During the 1996 Summer Games in Atlanta, NBC addressed this by studding the telecast with long profiles of star athletes. Viewers found them overly sentimental, and NBC discovered they impeded the all-important narrative momentum. Four years later, NBC focused more intensely on the competition, shifting the role of providing narrative and context to commentators. Over the years, the network has found a successful mix of the two approaches.

This requires immense preparation, an effort that starts years before the games with NBC dispatching researchers around the world to identify the most remarkable athletes and stirring stories, says Andrew Billings, who wrote Olympic Media: Inside the Biggest Show on Television.

Beyond the exhaustive reporting lies the pace and rhythm of the production. The Games are sport, but the telecast is television, and produced as such. Billings likens the Olympics broadcast to a vast puzzle, each piece meticulously arranged to ensure maximum engagement. This is most obvious in how NBC entices viewers to stay tuned for its marquee stories, slowly and relentlessly building up to them each evening. This, too, started with Schiavone. He called it “linkage” and deemed it the most important principle for the broadcast.

Still, there are only so many ways to arrange these pieces. The telecast of any summer olympiad invariably revolves around swimming, diving, gymnastics, track, and beach volleyball. This "gymnastics and swimming" model dates to the 1970s, but Billings says it came to the fore in the '90s. "I think that by Atlanta in '96 they had worked out what works in what format in what manner," he says. "Since then, they've never wiped the slate clean. They've adapted that winning formula."

Saved By Streaming

It looked like that formula might fall apart in London.
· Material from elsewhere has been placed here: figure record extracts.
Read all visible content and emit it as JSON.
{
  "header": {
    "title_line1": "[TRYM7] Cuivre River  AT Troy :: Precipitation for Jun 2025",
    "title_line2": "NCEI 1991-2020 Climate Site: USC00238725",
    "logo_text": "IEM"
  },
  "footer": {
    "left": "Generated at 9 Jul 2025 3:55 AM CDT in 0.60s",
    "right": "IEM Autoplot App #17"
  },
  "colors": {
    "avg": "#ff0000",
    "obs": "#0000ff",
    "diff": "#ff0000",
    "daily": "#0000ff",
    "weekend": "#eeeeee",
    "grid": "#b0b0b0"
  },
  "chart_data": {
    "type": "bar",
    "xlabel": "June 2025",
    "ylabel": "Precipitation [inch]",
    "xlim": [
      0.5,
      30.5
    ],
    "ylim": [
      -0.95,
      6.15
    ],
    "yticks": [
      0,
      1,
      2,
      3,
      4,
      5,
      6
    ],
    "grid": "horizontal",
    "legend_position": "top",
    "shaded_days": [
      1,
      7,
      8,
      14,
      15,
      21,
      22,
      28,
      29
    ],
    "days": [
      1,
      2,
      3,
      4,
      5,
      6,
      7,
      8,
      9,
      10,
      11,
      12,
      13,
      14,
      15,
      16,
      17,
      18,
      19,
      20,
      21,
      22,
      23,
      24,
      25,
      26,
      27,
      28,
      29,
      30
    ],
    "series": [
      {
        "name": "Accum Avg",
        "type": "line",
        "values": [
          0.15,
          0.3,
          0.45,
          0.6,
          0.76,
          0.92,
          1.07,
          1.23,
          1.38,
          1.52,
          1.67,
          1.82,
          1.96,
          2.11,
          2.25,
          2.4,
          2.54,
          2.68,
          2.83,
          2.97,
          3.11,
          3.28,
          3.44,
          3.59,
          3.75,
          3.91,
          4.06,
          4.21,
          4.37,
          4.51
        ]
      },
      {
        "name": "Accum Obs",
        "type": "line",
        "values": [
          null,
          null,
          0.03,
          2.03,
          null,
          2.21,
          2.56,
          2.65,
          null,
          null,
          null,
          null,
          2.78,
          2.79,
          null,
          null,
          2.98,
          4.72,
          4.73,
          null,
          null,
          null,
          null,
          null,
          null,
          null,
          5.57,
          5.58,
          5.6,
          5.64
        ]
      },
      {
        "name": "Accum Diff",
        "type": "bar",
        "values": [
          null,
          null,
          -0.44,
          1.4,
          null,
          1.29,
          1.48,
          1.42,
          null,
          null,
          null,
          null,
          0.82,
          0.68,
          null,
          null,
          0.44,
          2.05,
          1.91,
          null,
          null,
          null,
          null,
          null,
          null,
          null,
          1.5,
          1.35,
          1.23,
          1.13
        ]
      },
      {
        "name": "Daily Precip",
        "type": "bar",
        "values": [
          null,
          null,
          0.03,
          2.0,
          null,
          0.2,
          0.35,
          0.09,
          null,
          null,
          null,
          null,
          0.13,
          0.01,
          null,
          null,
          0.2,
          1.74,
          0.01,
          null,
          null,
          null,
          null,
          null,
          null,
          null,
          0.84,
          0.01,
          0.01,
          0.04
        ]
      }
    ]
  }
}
NBC lost $223 million on the 2010 Winter Games in Vancouver, and 2012 wasn’t looking much better. London is five hours or more ahead of the United States, creating the possibility that people would find results and highlights online and not tune in. NBC planned to stream more events than ever, further threatening to siphon viewers from prime time. And the network experienced an online firestorm over its decision to tape-delay the opening ceremony.

Yet the 2012 Olympics telecast was the most-watched television event in history, drawing an average of 31 million viewers a night for 17 nights---219 million people in all.

NBC paid $1.23 billion for the rights to broadcast more than 6,700 hours of coverage across an archipelago of cable and digital platforms this year. For the first time, every event will be streamed live--"every frame of Olympic competition," as Bell puts it. Does this mark the start of a new age of Olympic consumption--the first comprehensive, self-curated olympiad?

Perhaps. But the very question helps explain the unlikely longevity of the Olympic broadcast against an on-demand media landscape that disseminates and dissects information even as it’s unfolding. By packaging each day’s events as an interlocking and self-reinforcing story, NBC has protected the Games from disintermediation. It makes the pieces of action you might see on Twitter or Facebook seem like exactly that: piecemeal action. NBC's research suggests that viewers are more likely to watch an event in prime time after they've seen the result earlier in the day. In other words, spoilers work to the network’s advantage. This is because, as Billings notes, people don’t necessarily tune in to see who wins. They tune in to see how they win.